Under pressure over its budget, Nigeria had proposed removing the so-called Premium Motor Spirit or PMS subsidy that costs the government billions of dollars each year to keep gasoline costs artificially lower than the market price.
But for many Nigerians, the cheap fuel is one of the few tangible benefits they see from the country’s oil wealth, especially as many struggle with high cost of living.
Finance Minister Zainab Ahmed had said the “unsustainable” programme could end in June in line with priorities set out by the World Bank and International Monetary Fund. But ministers have rolled back that schedule.
“It become clear that the timing is problematic, that practically there is still heightened inflation and also the removal of subsidies would further worsen the situation and thereby imposing more difficulties on the citizens,” Ahmed told senators on Monday.
“Mr President clearly does not want to do that.
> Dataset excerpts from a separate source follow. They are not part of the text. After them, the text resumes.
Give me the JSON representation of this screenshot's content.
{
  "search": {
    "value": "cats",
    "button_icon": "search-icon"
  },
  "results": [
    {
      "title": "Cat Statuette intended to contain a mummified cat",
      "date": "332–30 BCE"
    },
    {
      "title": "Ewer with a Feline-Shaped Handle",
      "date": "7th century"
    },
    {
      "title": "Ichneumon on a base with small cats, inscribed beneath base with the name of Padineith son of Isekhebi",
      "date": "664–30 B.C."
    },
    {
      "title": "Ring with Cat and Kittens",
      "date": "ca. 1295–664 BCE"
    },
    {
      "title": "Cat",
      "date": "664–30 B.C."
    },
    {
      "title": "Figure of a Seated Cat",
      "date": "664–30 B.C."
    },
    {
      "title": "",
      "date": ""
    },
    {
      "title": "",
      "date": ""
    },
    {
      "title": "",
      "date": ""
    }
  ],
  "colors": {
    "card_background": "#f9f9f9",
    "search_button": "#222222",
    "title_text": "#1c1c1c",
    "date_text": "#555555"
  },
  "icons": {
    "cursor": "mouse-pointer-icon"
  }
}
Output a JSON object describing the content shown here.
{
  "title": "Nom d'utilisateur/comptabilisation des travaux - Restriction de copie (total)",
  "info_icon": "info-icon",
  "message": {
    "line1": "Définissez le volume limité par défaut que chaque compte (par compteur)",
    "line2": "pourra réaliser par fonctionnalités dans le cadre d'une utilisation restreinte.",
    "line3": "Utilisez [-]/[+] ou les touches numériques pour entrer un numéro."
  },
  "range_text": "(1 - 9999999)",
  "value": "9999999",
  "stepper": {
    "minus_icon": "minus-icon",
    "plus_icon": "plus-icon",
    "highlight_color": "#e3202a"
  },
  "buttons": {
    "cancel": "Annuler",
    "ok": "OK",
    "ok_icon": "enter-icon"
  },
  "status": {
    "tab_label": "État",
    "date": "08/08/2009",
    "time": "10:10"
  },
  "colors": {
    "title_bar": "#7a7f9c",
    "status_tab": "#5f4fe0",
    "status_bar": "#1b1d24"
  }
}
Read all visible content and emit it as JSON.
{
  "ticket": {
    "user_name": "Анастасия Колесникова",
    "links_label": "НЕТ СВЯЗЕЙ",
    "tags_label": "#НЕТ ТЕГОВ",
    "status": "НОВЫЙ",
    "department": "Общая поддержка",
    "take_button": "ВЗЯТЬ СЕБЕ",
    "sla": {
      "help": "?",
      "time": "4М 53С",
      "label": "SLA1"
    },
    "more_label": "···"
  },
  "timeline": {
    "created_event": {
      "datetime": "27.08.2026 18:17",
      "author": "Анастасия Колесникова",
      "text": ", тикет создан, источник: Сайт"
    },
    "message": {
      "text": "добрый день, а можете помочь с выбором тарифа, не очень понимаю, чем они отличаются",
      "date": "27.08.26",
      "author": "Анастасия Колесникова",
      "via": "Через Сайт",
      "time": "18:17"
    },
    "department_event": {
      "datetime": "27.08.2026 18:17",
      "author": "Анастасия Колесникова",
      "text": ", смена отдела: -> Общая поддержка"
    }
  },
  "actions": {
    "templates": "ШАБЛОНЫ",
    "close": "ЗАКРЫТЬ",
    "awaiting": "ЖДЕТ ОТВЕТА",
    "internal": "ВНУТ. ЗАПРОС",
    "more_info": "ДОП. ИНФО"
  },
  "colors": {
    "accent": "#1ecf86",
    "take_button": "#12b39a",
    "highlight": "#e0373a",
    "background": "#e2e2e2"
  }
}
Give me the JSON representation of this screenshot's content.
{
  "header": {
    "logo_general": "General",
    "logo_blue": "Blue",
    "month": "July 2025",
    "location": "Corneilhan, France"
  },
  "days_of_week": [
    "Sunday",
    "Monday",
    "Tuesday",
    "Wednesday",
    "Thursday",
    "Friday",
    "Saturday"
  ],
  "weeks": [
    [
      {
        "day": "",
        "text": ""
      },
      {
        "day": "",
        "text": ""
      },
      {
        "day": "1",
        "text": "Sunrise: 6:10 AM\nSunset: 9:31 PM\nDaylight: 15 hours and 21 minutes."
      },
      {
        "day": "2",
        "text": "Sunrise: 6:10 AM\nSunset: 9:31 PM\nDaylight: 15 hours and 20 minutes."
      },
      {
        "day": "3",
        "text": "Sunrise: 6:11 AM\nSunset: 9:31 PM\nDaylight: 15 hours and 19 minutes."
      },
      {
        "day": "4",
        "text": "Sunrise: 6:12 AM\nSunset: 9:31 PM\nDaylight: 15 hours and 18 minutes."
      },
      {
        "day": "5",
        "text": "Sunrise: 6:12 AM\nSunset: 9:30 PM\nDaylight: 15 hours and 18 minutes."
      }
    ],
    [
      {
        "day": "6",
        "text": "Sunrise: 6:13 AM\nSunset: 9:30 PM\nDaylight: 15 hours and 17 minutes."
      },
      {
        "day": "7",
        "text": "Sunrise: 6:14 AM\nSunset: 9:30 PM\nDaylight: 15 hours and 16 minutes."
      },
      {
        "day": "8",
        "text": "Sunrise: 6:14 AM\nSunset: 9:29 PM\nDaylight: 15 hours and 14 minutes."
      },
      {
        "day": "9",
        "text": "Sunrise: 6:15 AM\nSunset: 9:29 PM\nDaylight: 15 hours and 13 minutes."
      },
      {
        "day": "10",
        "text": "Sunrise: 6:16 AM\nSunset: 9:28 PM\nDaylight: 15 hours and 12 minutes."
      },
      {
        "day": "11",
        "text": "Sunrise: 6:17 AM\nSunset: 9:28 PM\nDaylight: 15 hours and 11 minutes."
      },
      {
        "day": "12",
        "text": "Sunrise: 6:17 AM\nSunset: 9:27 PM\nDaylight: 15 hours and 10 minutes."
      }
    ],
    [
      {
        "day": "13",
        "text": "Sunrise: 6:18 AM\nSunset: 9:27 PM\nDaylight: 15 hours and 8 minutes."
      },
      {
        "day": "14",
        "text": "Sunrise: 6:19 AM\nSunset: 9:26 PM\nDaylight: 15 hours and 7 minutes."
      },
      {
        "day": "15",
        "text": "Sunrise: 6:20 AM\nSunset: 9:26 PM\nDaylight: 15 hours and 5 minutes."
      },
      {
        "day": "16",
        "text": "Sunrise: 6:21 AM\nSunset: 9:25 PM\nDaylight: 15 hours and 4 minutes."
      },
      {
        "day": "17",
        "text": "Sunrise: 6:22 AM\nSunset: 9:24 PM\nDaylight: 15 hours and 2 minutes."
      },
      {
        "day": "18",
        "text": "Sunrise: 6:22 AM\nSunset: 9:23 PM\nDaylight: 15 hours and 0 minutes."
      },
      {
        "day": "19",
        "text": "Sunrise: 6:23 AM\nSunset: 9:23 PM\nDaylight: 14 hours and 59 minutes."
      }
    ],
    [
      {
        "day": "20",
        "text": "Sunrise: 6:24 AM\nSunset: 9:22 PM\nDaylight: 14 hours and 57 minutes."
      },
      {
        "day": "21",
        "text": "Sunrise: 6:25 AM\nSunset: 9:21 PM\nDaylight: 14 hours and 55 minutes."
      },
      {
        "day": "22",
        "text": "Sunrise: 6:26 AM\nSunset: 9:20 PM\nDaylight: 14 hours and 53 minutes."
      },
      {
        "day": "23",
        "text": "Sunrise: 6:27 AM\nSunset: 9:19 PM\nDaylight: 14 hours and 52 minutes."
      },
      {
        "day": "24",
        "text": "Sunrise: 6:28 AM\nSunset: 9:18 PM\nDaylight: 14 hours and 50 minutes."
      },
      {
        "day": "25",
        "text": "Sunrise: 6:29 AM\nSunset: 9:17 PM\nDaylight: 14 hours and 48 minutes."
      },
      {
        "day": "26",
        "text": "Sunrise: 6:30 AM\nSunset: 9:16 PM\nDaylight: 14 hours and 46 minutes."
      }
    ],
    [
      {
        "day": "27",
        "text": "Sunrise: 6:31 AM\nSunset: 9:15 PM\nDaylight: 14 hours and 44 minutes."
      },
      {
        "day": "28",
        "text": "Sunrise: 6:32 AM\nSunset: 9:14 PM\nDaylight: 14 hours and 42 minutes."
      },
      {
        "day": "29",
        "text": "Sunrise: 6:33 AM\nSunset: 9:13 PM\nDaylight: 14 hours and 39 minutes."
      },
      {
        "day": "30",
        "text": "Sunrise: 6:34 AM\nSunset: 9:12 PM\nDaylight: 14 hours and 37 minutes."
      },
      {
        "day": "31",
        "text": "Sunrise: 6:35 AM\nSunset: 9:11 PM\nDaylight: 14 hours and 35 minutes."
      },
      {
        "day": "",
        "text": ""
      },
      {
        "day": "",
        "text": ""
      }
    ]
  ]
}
What we have to do now is to continue with the ongoing discussions we were making in terms of putting in place a number of measures.”
She said these would include improving the country’s refining capacity to cut back on imported fuel, which accounts for most of the country’s consumption.
Nigeria’s national labour movement plans a protest on Thursday against any moves to end the subsidy programme.
Ahmed had proposed replacing the subsidies with “a monthly aid of 5,000 naira (about 11 euros) to 30 or 40 million Nigerians” among the poorest.
The subsidy programme is high politically charged especially a year from the country’s February 2023 presidential election to replace Buhari.
Since the 1970s, the federal state – which spends more on subsidies than in other key underdeveloped sectors such as education or health – has borne part of the cost of petroleum products.
Currently, a litre of gasoline costs an average of 165 naira (40 US cents).
Ten years ago, when then President Goodluck Johnson attempted to end the subsidy system, unions and popular protests forced the army onto the streets until the government backed down.
“I don’t see any government coming in, even the next government that comes in after 2023, I simple don’t see the political will coming from anywhere to change the system,” said Cheta Nwanze, lead partner with SBM Intelligence risk consultancy.
Between January and August 2021, Nigeria spent nearly 864 billion naira ($2.1 billion) in subsidies, more than the entire health or education budget in 2020, according to Eurasia Group.
The World Bank has recommended that Nigeria end the subsidy programme within the next six months to promote the diversification of its economy, which relies heavily on crude production.